Mit dem Wechsel von Moutier zum Kanton Jura ist die jahrzehntelange Jurafrage gelöst.
Bald jurassisch: Die Kleinstadt Moutier im Berner Jura. (Archiv)
Bald jurassisch: Die Kleinstadt Moutier im Berner Jura. (Archiv) - sda - KEYSTONE/JEAN-CHRISTOPHE BOTT

Der Konflikt ist über hundert Jahre alt und geht auf den Wiener Kongress von 1815 zurück. Damals wurden sieben Bezirke des Bistums Basel dem Kanton Bern zugesprochen: Pruntrut, Delsberg, Freiberge, Moutier, Courtelary, Neuenstadt und Laufen. Bald einmal kommt es zu Spannungen. Die Jurassier sehen sich als sprachliche, kulturelle und konfessionelle Minderheit.

Auch wirtschaftlich und verkehrstechnisch erhalten sie von Bern nur wenig Aufmerksamkeit. 1947 bricht der Konflikt offen aus, als der bernische Grosse Rat dem jurassischen SP-Regierungsrat Georges Moeckli die Baudirektion verweigert. Nach mehreren Plebisziten billigt das Schweizer Volk 1978 die Bildung des neuen Kantons Jura.

Dieser besteht aus den nördlichen Bezirken; die südlichen verbleiben bei Bern. Doch mit dem neuen Kanton ist die Jurafrage noch immer nicht ganz gelöst. Separatisten kämpfen für eine Wiedervereinigung der südlichen Bezirke mit dem neuen Kanton.

Gewalttätige Auseinandersetzungen in den 1980ern

In den 1980er-Jahren flammten gewalttätige Aktionen erneut auf. 2002 schaffte der Kanton Bern ein Sonderstatut, das dem Berner Jura eine beschränkte Autonomie gewährte.

Für Zündstoff in der Jurafrage sorgte immer wieder zwei Artikel der jurassische Kantonsverfassung gesorgt. Artikel 138 besagt, dass der Kanton Jura «jeden Teil des jurassischen Territoriums aufnehmen kann, der von der Volksabstimmung vom 23. Juni 1974 direkt betroffen war». Etwas weniger verklausuliert heisst das, dass der Kanton Jura alle Gebiete des Berner Juras bei sich aufnehmen kann.

Artikel 139 besagt, dass der Jura mit dem Berner Jura einen neuen Kanton gründen kann. 2013 befand die Bevölkerung erneut über einen Wechsel der südlichen Bezirke zum Kanton Jura.

Moutier sagt Ja zum Kantonswechsel

Der Kanton Jura sagte Ja, die Bevölkerung im Berner Jura lehnte das Begehren wuchtig ab.
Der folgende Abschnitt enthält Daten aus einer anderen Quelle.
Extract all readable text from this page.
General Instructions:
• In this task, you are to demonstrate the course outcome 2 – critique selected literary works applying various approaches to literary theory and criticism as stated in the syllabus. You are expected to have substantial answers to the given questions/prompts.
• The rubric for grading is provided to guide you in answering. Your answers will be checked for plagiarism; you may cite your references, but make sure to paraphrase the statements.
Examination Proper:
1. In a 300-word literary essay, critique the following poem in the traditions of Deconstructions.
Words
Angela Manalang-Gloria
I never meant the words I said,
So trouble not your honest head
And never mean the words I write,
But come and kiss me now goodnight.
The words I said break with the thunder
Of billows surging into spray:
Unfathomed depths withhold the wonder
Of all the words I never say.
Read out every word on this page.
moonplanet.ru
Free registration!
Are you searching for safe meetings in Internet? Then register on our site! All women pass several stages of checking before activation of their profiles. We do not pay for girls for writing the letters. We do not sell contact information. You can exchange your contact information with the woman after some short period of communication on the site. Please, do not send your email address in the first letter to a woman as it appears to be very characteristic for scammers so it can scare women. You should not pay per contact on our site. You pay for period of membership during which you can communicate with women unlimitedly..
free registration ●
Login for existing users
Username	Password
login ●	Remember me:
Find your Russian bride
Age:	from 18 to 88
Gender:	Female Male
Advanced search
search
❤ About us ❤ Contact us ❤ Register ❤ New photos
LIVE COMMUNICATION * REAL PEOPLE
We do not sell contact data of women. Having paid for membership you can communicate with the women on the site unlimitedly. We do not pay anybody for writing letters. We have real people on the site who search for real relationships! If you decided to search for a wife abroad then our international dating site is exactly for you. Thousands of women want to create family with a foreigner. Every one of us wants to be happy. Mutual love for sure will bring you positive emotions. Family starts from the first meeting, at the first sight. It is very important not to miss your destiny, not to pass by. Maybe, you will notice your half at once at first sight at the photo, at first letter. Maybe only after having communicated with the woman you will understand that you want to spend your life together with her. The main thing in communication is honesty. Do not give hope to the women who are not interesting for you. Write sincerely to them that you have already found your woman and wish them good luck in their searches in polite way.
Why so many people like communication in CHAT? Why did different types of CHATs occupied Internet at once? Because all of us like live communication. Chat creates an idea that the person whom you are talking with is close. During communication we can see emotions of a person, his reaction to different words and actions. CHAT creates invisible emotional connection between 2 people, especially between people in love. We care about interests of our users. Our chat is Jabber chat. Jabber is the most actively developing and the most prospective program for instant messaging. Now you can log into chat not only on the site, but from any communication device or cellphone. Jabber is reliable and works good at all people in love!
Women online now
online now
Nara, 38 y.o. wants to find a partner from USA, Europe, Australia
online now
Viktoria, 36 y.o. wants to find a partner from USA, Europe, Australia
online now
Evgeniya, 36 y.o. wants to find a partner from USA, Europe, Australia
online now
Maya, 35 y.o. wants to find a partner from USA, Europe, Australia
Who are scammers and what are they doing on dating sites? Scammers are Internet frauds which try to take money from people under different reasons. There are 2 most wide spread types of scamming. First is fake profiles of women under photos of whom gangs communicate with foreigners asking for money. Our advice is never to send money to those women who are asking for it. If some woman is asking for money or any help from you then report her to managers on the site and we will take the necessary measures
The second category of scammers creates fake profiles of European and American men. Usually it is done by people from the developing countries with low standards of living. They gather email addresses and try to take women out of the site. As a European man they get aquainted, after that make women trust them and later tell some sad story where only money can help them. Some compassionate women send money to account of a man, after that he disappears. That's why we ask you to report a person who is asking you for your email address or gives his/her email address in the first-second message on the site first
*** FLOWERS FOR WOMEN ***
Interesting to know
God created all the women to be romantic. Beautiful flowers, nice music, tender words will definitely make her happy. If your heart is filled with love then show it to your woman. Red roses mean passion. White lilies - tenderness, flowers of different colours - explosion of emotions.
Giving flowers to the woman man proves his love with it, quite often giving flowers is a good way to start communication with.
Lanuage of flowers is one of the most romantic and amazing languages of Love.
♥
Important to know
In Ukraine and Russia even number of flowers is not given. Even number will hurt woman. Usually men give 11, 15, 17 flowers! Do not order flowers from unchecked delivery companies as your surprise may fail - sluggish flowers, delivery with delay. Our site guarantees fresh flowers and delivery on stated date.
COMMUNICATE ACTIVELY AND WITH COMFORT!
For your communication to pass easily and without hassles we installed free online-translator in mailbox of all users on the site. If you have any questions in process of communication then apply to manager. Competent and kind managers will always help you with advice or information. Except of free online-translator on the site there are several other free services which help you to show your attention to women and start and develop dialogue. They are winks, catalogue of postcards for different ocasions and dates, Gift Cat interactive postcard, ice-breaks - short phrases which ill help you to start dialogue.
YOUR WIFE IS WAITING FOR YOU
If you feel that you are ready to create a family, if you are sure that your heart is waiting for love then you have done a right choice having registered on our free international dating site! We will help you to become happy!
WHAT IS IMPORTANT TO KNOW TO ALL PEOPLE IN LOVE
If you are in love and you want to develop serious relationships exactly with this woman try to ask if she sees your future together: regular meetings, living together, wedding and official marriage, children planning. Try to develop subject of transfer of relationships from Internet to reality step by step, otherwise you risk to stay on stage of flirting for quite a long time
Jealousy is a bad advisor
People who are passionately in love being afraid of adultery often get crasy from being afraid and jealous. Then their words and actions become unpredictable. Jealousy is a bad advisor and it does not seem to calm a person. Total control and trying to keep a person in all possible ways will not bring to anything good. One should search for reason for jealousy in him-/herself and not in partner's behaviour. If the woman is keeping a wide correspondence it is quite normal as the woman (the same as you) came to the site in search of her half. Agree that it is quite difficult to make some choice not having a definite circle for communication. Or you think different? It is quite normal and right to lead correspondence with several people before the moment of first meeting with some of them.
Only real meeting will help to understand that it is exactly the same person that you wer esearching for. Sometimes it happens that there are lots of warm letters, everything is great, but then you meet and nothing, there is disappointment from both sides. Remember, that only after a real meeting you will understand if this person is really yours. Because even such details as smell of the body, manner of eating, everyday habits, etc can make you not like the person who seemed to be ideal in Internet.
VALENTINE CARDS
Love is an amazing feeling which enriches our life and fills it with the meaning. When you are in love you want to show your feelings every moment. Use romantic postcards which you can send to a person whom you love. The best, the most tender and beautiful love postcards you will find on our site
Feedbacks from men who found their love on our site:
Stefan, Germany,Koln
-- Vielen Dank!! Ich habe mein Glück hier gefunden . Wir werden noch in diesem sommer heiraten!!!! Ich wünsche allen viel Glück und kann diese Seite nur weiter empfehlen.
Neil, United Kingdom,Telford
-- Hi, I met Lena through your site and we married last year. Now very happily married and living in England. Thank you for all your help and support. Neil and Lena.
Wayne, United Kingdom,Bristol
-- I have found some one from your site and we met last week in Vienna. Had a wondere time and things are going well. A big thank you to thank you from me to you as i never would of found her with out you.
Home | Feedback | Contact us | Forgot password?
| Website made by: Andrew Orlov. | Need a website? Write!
Einzig in Moutier gab es ein Ja. Der Kanton Bern erlaubte daraufhin einzelnen Gemeinden, wenn sie das wünschten, über einen Kantonswechsel abzustimmen.

Nach diesen Abstimmungen würde die Jurafrage als gelöst gelten, so die Übereinkunft. Moutier verlangte eine solche Abstimmung. Ein erster Urnengang 2017 musste wegen gravierender Unregelmässigkeiten für ungültig erklärt werden.

2021 sagten die Stimmberechtigten des bernjurassischen Städtchens klar Ja zum Kantonswechsel. Mit dem Kantonswechsel von Moutier, so die Übereinkunft, sollen auch die sogenannten «Kampfartikel» 138 und 139 aus der jurassischen Verfassung getilgt werden.

Rückkehr zu normalisierten Beziehungen

Die Unterzeichnung des Konkordats am Freitag bestätigt die Rückkehr zu normalisierten Beziehungen zwischen den beiden Kantonen. Diese verpflichten sich im Geiste des Bundesfriedens, der durch die Bundesverfassung garantiert ist, zur Einhaltung ihrer Gebietsgrenzen.